Every matchday programme features an exclusive feature with one of our stars of the future. In a recent edition, young midfielder Jimi Gower told us about his famous footballing father, his journey to signing for the club and much more.
This may come as a surprise to you, but when your dad is a footballer, it’s pretty difficult to avoid having a ball at your feet!
People often say that football has always been a part of their lives, but when I tell you that’s the case for me, I’m really not exaggerating. Even as a baby, there’s photos of me just sitting on a football. I couldn’t walk or even kick it, but there I am, happy as anything with a football next to me.
Looking back, I can still remember when I first worked out that my dad [Mark Gower] didn’t have a ‘normal job’. When I was only three years old, we moved to Wales as a family because my dad had just joined Swansea City, and that was obviously a big change for all of us, even for me as a kid.
I’d be lying if I said that I can remember any specific league game from that time, but when I was around seven or eight, we went to the play-off final against Reading and that was a day I’ll never forget. Going up to Wembley on a coach with all of our friends and family was just brilliant. That was a really special time for Swansea under Brendan Rodgers and it’s pretty cool to know that my dad played such a key role in that side.
It was only really when Swansea got into the Premier League that I can remember some of dad’s games, otherwise anything before that is all a bit of a blur really. At that age, though, the coolest thing was collecting my dad as a Match Attax card and showing all my friends. Or picking him in a computer game for the very first time. I remember playing with my mates on career mode and we always used to sign my dad and try to get him to win the Champions League!
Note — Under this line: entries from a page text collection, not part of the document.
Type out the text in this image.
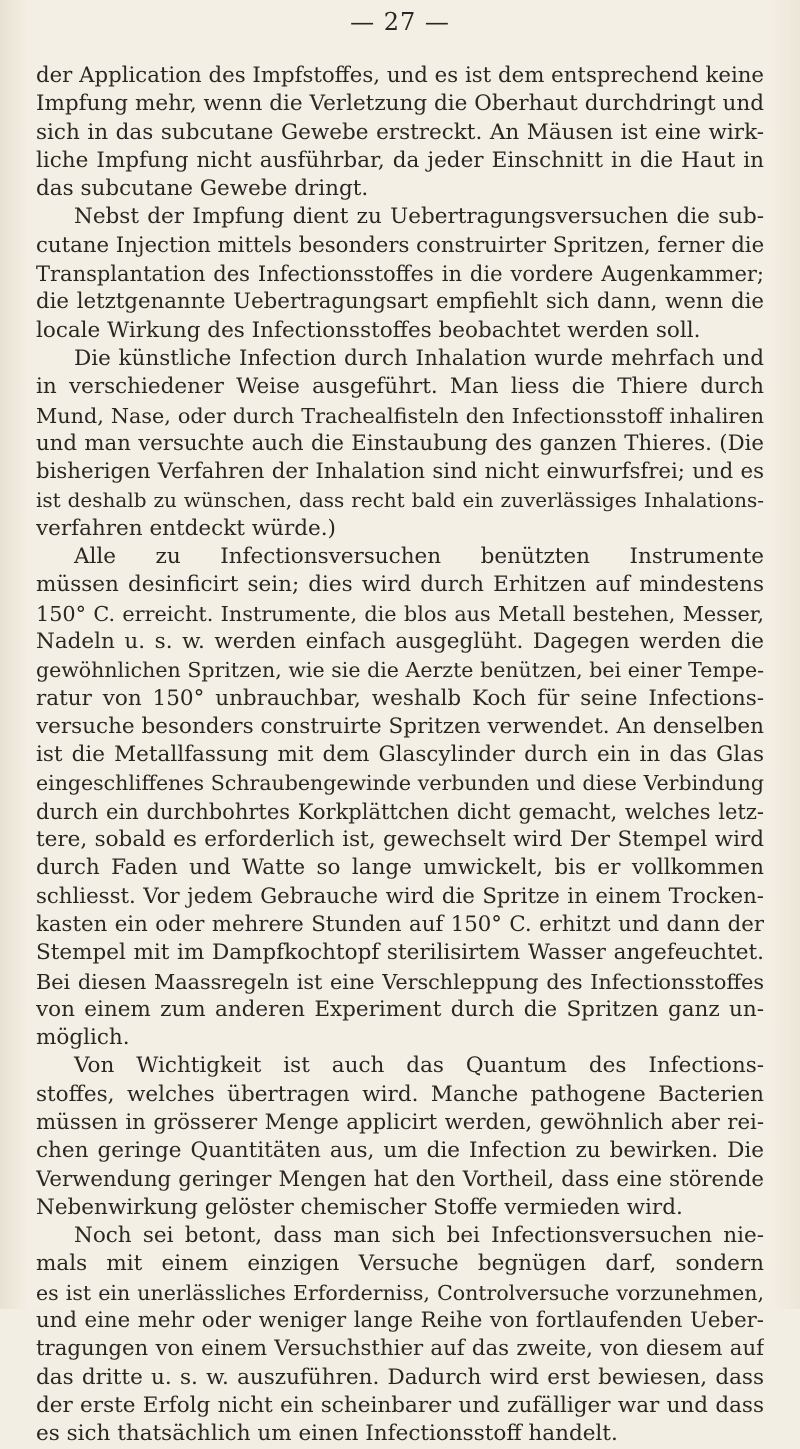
— 27 —
der Application des Impfstoffes, und es ist dem entsprechend keine
Impfung mehr, wenn die Verletzung die Oberhaut durchdringt und
sich in das subcutane Gewebe erstreckt. An Mäusen ist eine wirk-
liche Impfung nicht ausführbar, da jeder Einschnitt in die Haut in
das subcutane Gewebe dringt.
Nebst der Impfung dient zu Uebertragungsversuchen die sub-
cutane Injection mittels besonders construirter Spritzen, ferner die
Transplantation des Infectionsstoffes in die vordere Augenkammer;
die letztgenannte Uebertragungsart empfiehlt sich dann, wenn die
locale Wirkung des Infectionsstoffes beobachtet werden soll.
Die künstliche Infection durch Inhalation wurde mehrfach und
in verschiedener Weise ausgeführt. Man liess die Thiere durch
Mund, Nase, oder durch Trachealfisteln den Infectionsstoff inhaliren
und man versuchte auch die Einstaubung des ganzen Thieres. (Die
bisherigen Verfahren der Inhalation sind nicht einwurfsfrei; und es
ist deshalb zu wünschen, dass recht bald ein zuverlässiges Inhalations-
verfahren entdeckt würde.)
Alle zu Infectionsversuchen benützten Instrumente
müssen desinficirt sein; dies wird durch Erhitzen auf mindestens
150° C. erreicht. Instrumente, die blos aus Metall bestehen, Messer,
Nadeln u. s. w. werden einfach ausgeglüht. Dagegen werden die
gewöhnlichen Spritzen, wie sie die Aerzte benützen, bei einer Tempe-
ratur von 150° unbrauchbar, weshalb Koch für seine Infections-
versuche besonders construirte Spritzen verwendet. An denselben
ist die Metallfassung mit dem Glascylinder durch ein in das Glas
eingeschliffenes Schraubengewinde verbunden und diese Verbindung
durch ein durchbohrtes Korkplättchen dicht gemacht, welches letz-
tere, sobald es erforderlich ist, gewechselt wird Der Stempel wird
durch Faden und Watte so lange umwickelt, bis er vollkommen
schliesst. Vor jedem Gebrauche wird die Spritze in einem Trocken-
kasten ein oder mehrere Stunden auf 150° C. erhitzt und dann der
Stempel mit im Dampfkochtopf sterilisirtem Wasser angefeuchtet.
Bei diesen Maassregeln ist eine Verschleppung des Infectionsstoffes
von einem zum anderen Experiment durch die Spritzen ganz un-
möglich.
Von Wichtigkeit ist auch das Quantum des Infections-
stoffes, welches übertragen wird. Manche pathogene Bacterien
müssen in grösserer Menge applicirt werden, gewöhnlich aber rei-
chen geringe Quantitäten aus, um die Infection zu bewirken. Die
Verwendung geringer Mengen hat den Vortheil, dass eine störende
Nebenwirkung gelöster chemischer Stoffe vermieden wird.
Noch sei betont, dass man sich bei Infectionsversuchen nie-
mals mit einem einzigen Versuche begnügen darf, sondern
es ist ein unerlässliches Erforderniss, Controlversuche vorzunehmen,
und eine mehr oder weniger lange Reihe von fortlaufenden Ueber-
tragungen von einem Versuchsthier auf das zweite, von diesem auf
das dritte u. s. w. auszuführen. Dadurch wird erst bewiesen, dass
der erste Erfolg nicht ein scheinbarer und zufälliger war und dass
es sich thatsächlich um einen Infectionsstoff handelt.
I started school along with everyone else in Wales and learnt a little bit of Welsh too, but halfway through year three we moved back to England and that was tough because I was playing for Swansea at the time and they wanted me to sign properly because I was eight. Obviously I couldn’t because I was moving, so I ended up joining a new school midway through year three, which is obviously pretty daunting and nerve-racking, and then I had to join a Sunday league team just to keep up my minutes.
That meant a lot of my surroundings and friends were all new to me, and at that age, it’s quite difficult to deal with, but I’ve always been quite an outgoing person and maybe that’s partly why! I’ve always enjoyed getting to know people.
Anyway, I eventually ended up moving to Southend, where my dad used to play, and once again that meant meeting more new people (again)! Walking around the place and seeing your dad’s shirt on the wall is pretty cool, and there were loads of little things that made me realise what my dad has achieved in his career.
I stayed with Southend for the next few years and usually played up through the age groups, until one day we had a game against Arsenal – and this is a pretty funny story. The game kicked off and within a couple minutes I’d fired one right into the top corner, it was an absolute beauty. We were all turning to each other and going ‘Oh my God! I can’t believe it! Are we going to beat Arsenal?!’ No, no we weren’t. We ended up getting absolutely battered 7-2 or something ridiculous like that, but I guess I did enough to get Arsenal’s attention.
They kept watching me for months and there were a few others interested too, but my dad knew just how good Arsenal’s academy is and he wanted to hold out for that offer – and that’s coming from a guy who supports Tottenham and spent all of his youth career there!
We spent a few months just waiting on the edge of our seats to find out the answer, but we eventually got the call and found out that Arsenal wanted me to join. I always had a feeling that it was going to happen, but obviously I had to keep my mouth shut and that was the hardest thing about it. It felt amazing to finally tell my friends and family that I’d be joining Arsenal.
This was the first time in my life that I was really able to settle down somewhere, but I think all those changes have made me the person that I am today. It’s made me the character that I am and I’m thankful for all those experiences.
Being able to really settle into life at Arsenal has been fantastic for my development. I made my debut for the under-18s at just 16 years of age last season against Reading and I marked it with a goal too. It was maybe the worst goal I’ve ever scored, but who cares? They all count, right?
A lot of the under-16s were playing that night and after the game all of us loaded up Twitter and Instagram and saw that all the Arsenal fan pages were posting about us. We were buzzing! That was crazy because it’s not like that at all at under-16 level, so it was a reminder that we’re growing up now and there’s going to be more eyes on us as we progress through the age groups.
I was really happy to score for the under-17s in the London Cup recently too, because it’s been difficult for me to get game time at under-18 level this season with so many talented second years.
That’s been frustrating for me because as a footballer you obviously always want to be playing, but this is the reality of academy football and this is when I’m really thankful that I have someone like my dad to speak to. We honestly text and talk every single day. Not only for advice and encouragement, but sometimes just to have a chat. He’s been through it all before, so I’m very fortunate to have him around!
As for this season, I want to make an impact for the under-18s and enjoy my football while doing it. If I’m not enjoying it, then what’s the point? That’s something I’ve always told myself and tried to reflect in the way that I play too.